Investigators knew the killer only through a string of DNA recorded at several of the dozen murder scenes. A spokesman for the Sacramento County Sheriff’s Department said officials had struggled for years to figure out whom that DNA belonged to. Recently, they tapped genealogical databases that the public uses to search for relatives and ancestors.

You can read more and watch a video from KGO-TV about this news at: http://abc7ne.ws/2HtOr2B and a somewhat different view of the same story, including a different video, on the WSLS News web site at http://bit.ly/2JuzVEl.


I have tested with FTDNA, but that article raises alarm bells with me. Does that mean that certain authorities can just dig into out genealogical DNA results, without a by-your-leave?! I live in England, but if it could happen in the USA, it could happen anywhere, I presume. Can you put my mind at rest here, please, Dick?


    —> Does that mean that certain authorities can just dig into out genealogical DNA results, without a by-your-leave?

    The law enforcement authorities can see the same things that you and I can see. If you can compare your DNA to others who use a DNA comparison service, law enforcement can see the same things that you see. Anyone else also can see the same thing.

    In all the DNA comparison services that I have ever used, I could see another person’s DNA information but could not see identifying information for the other person. I could never see their name, address, or anything else that identifies the other person. I suspect the same is true of all the other DNA services. (If I am wrong, would someone please post a comment here and tell me which DNA service does reveal that information?)

    The one difference with law enforcement, at least in the United States, is that once law enforcement finds a match or a near match to someone’s DNA information, the law enforcement officers can obtain a court order asking the DNA matching service to provide identifying information to those officers. Private individuals and corporations cannot do that.

    For more details, see the article I published last year, Your Genealogy Research Could Land Your DNA Results in a Criminal Investigation, at: https://blog.eogn.com/2017/11/07/your-genealogy-research-could-land-your-dna-results-in-a-criminal-investigation/


    All the major companies were contacted by the reporters and researchers of the UK Daily Mail article** and the only company used to ID the badguy was GedMatch. I have never joined GedMatch inspite of having 5 tests with FamilyTreeDNA since 2010. FTDNA have great privacy policies and options for sharing. FTDNA now meets the high standard for data privacy introduced by the new European data protection law known as the General Data Protection Regulation (GDPR).


    If you have not committed a crime, this should not worry you. If someone related to you has done something vile enough that law enforcement is trying to track them via DNA, you should be delighted and proud to help them find their suspect. In this instance, they caught a horrible person who is likely a rapist and murderer. I applaud all those who helped solve this cold case and bring closure to those still suffering from these crimes.

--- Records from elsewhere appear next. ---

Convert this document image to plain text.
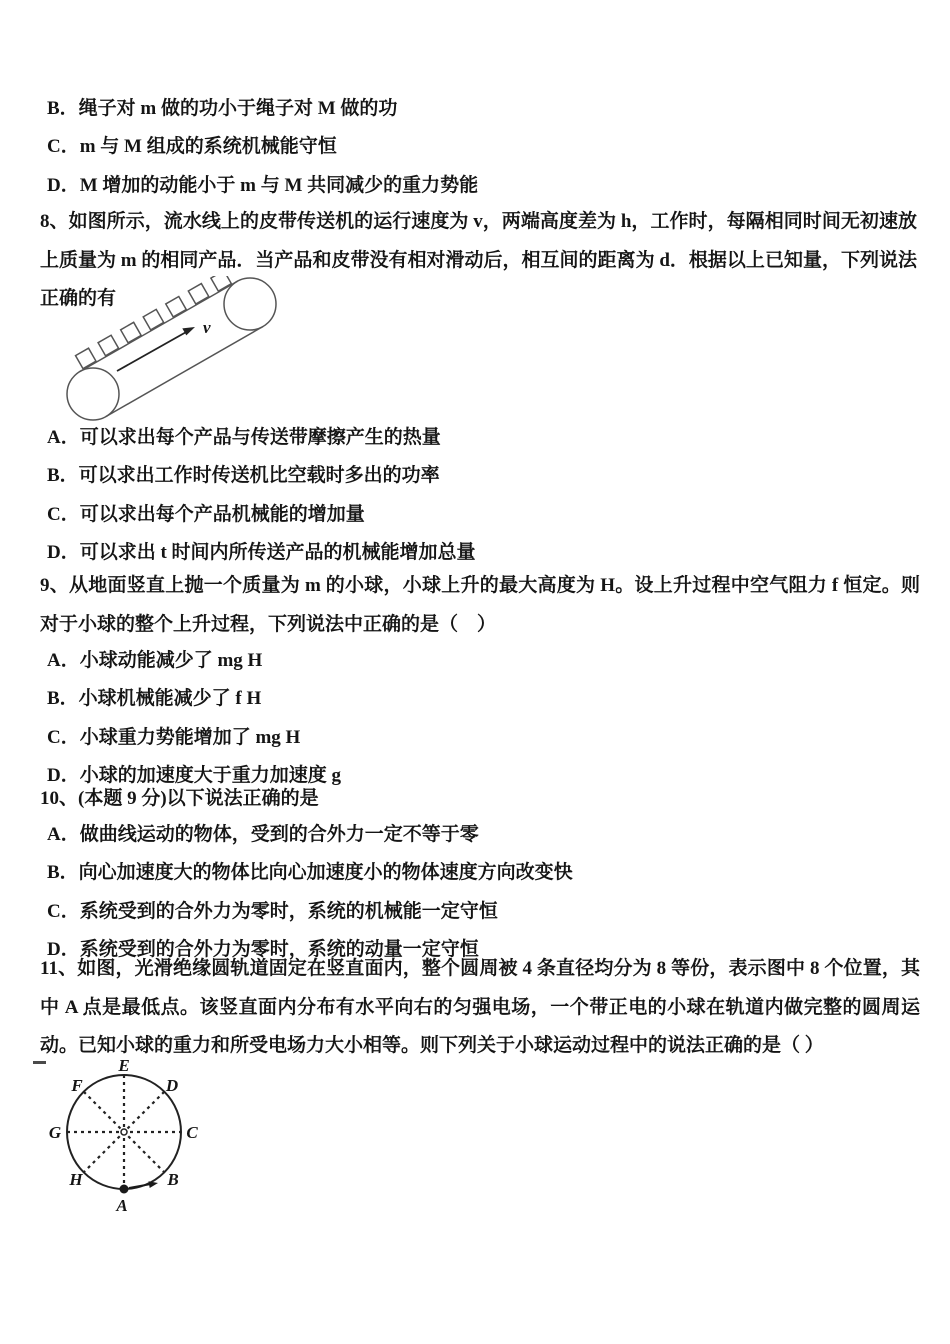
B．绳子对 m 做的功小于绳子对 M 做的功
C．m 与 M 组成的系统机械能守恒
D．M 增加的动能小于 m 与 M 共同减少的重力势能
8、如图所示，流水线上的皮带传送机的运行速度为 v，两端高度差为 h，工作时，每隔相同时间无初速放上质量为 m 的相同产品．当产品和皮带没有相对滑动后，相互间的距离为 d．根据以上已知量，下列说法正确的有
v
A．可以求出每个产品与传送带摩擦产生的热量
B．可以求出工作时传送机比空载时多出的功率
C．可以求出每个产品机械能的增加量
D．可以求出 t 时间内所传送产品的机械能增加总量
9、从地面竖直上抛一个质量为 m 的小球，小球上升的最大高度为 H。设上升过程中空气阻力 f 恒定。则对于小球的整个上升过程，下列说法中正确的是（　）
A．小球动能减少了 mg H
B．小球机械能减少了 f H
C．小球重力势能增加了 mg H
D．小球的加速度大于重力加速度 g
10、(本题 9 分)以下说法正确的是
A．做曲线运动的物体，受到的合外力一定不等于零
B．向心加速度大的物体比向心加速度小的物体速度方向改变快
C．系统受到的合外力为零时，系统的机械能一定守恒
D．系统受到的合外力为零时，系统的动量一定守恒
11、如图，光滑绝缘圆轨道固定在竖直面内，整个圆周被 4 条直径均分为 8 等份，表示图中 8 个位置，其中 A 点是最低点。该竖直面内分布有水平向右的匀强电场，一个带正电的小球在轨道内做完整的圆周运动。已知小球的重力和所受电场力大小相等。则下列关于小球运动过程中的说法正确的是（ ）
E
D
C
B
A
H
G
F
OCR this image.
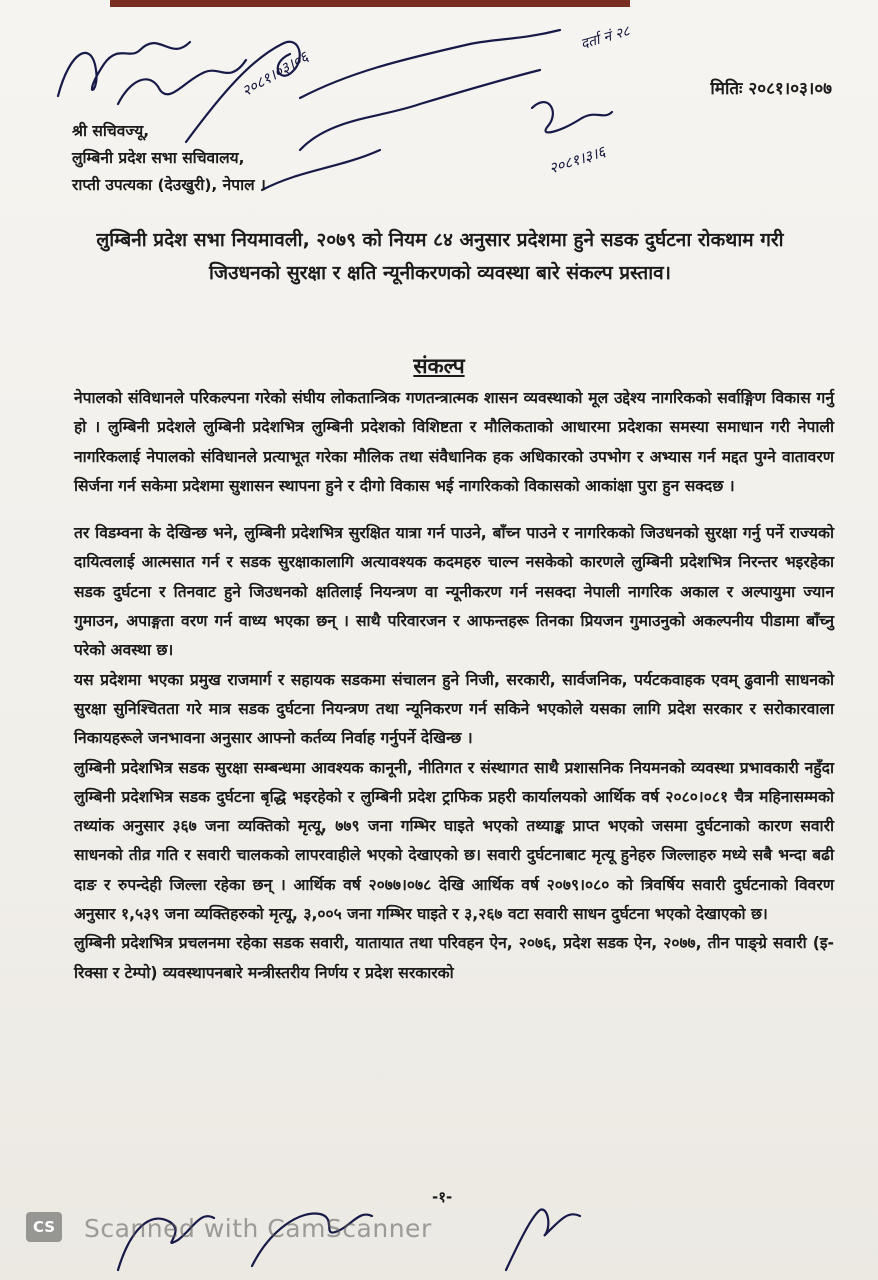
२०८१।०३।०६
२०८१।३।६
दर्ता नं २८
मितिः २०८१।०३।०७
श्री सचिवज्यू,
लुम्बिनी प्रदेश सभा सचिवालय,
राप्ती उपत्यका (देउखुरी), नेपाल ।
लुम्बिनी प्रदेश सभा नियमावली, २०७९ को नियम ८४ अनुसार प्रदेशमा हुने सडक दुर्घटना रोकथाम गरी जिउधनको सुरक्षा र क्षति न्यूनीकरणको व्यवस्था बारे संकल्प प्रस्ताव।
संकल्प

नेपालको संविधानले परिकल्पना गरेको संघीय लोकतान्त्रिक गणतन्त्रात्मक शासन व्यवस्थाको मूल उद्देश्य नागरिकको सर्वाङ्गिण विकास गर्नु हो । लुम्बिनी प्रदेशले लुम्बिनी प्रदेशभित्र लुम्बिनी प्रदेशको विशिष्टता र मौलिकताको आधारमा प्रदेशका समस्या समाधान गरी नेपाली नागरिकलाई नेपालको संविधानले प्रत्याभूत गरेका मौलिक तथा संवैधानिक हक अधिकारको उपभोग र अभ्यास गर्न मद्दत पुग्ने वातावरण सिर्जना गर्न सकेमा प्रदेशमा सुशासन स्थापना हुने र दीगो विकास भई नागरिकको विकासको आकांक्षा पुरा हुन सक्दछ ।

तर विडम्वना के देखिन्छ भने, लुम्बिनी प्रदेशभित्र सुरक्षित यात्रा गर्न पाउने, बाँच्न पाउने र नागरिकको जिउधनको सुरक्षा गर्नु पर्ने राज्यको दायित्वलाई आत्मसात गर्न र सडक सुरक्षाकालागि अत्यावश्यक कदमहरु चाल्न नसकेको कारणले लुम्बिनी प्रदेशभित्र निरन्तर भइरहेका सडक दुर्घटना र तिनवाट हुने जिउधनको क्षतिलाई नियन्त्रण वा न्यूनीकरण गर्न नसक्दा नेपाली नागरिक अकाल र अल्पायुमा ज्यान गुमाउन, अपाङ्गता वरण गर्न वाध्य भएका छन् । साथै परिवारजन र आफन्तहरू तिनका प्रियजन गुमाउनुको अकल्पनीय पीडामा बाँच्नु परेको अवस्था छ।

यस प्रदेशमा भएका प्रमुख राजमार्ग र सहायक सडकमा संचालन हुने निजी, सरकारी, सार्वजनिक, पर्यटकवाहक एवम् ढुवानी साधनको सुरक्षा सुनिश्चितता गरे मात्र सडक दुर्घटना नियन्त्रण तथा न्यूनिकरण गर्न सकिने भएकोले यसका लागि प्रदेश सरकार र सरोकारवाला निकायहरूले जनभावना अनुसार आफ्नो कर्तव्य निर्वाह गर्नुपर्ने देखिन्छ ।

लुम्बिनी प्रदेशभित्र सडक सुरक्षा सम्बन्धमा आवश्यक कानूनी, नीतिगत र संस्थागत साथै प्रशासनिक नियमनको व्यवस्था प्रभावकारी नहुँदा लुम्बिनी प्रदेशभित्र सडक दुर्घटना बृद्धि भइरहेको र लुम्बिनी प्रदेश ट्राफिक प्रहरी कार्यालयको आर्थिक वर्ष २०८०।०८१ चैत्र महिनासम्मको तथ्यांक अनुसार ३६७ जना व्यक्तिको मृत्यू, ७७९ जना गम्भिर घाइते भएको तथ्याङ्क प्राप्त भएको जसमा दुर्घटनाको कारण सवारी साधनको तीव्र गति र सवारी चालकको लापरवाहीले भएको देखाएको छ। सवारी दुर्घटनाबाट मृत्यू हुनेहरु जिल्लाहरु मध्ये सबै भन्दा बढी दाङ र रुपन्देही जिल्ला रहेका छन् । आर्थिक वर्ष २०७७।०७८ देखि आर्थिक वर्ष २०७९।०८० को त्रिवर्षिय सवारी दुर्घटनाको विवरण अनुसार १,५३९ जना व्यक्तिहरुको मृत्यू, ३,००५ जना गम्भिर घाइते र ३,२६७ वटा सवारी साधन दुर्घटना भएको देखाएको छ।

लुम्बिनी प्रदेशभित्र प्रचलनमा रहेका सडक सवारी, यातायात तथा परिवहन ऐन, २०७६, प्रदेश सडक ऐन, २०७७, तीन पाङ्ग्रे सवारी (इ-रिक्सा र टेम्पो) व्यवस्थापनबारे मन्त्रीस्तरीय निर्णय र प्रदेश सरकारको

-१-
CS Scanned with CamScanner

    I do not like these last comments very much, and this kind of “holier-than-thou” attitude. The majority of people, even if they haven’t even as much as got a parking ticket themselves, might well have relatives, in fact, cousins that they don’t yet know, who might have committed a slight misdemeanour. Of course it is very unlikely that this investigation is going to intrude on many peoples DNA contacts on Gedmatch, but it will already have affected the people who seem to be related, DNA-wise, to the killer. These people put their results onto Gedmatch in all good faith, and now their privacy has been violated. If the police can’t catch somebody without resorting to these base tactics, then I suggest that the police need to look at their limitations and improve themselves.


Actually, this may be a bit unsettling. I’ve been told that, once you submit your DNA to Ancestry, it *owns* your DNA forever. Stopping serial killers is a wonderful thing–but could this trend extends into other areas?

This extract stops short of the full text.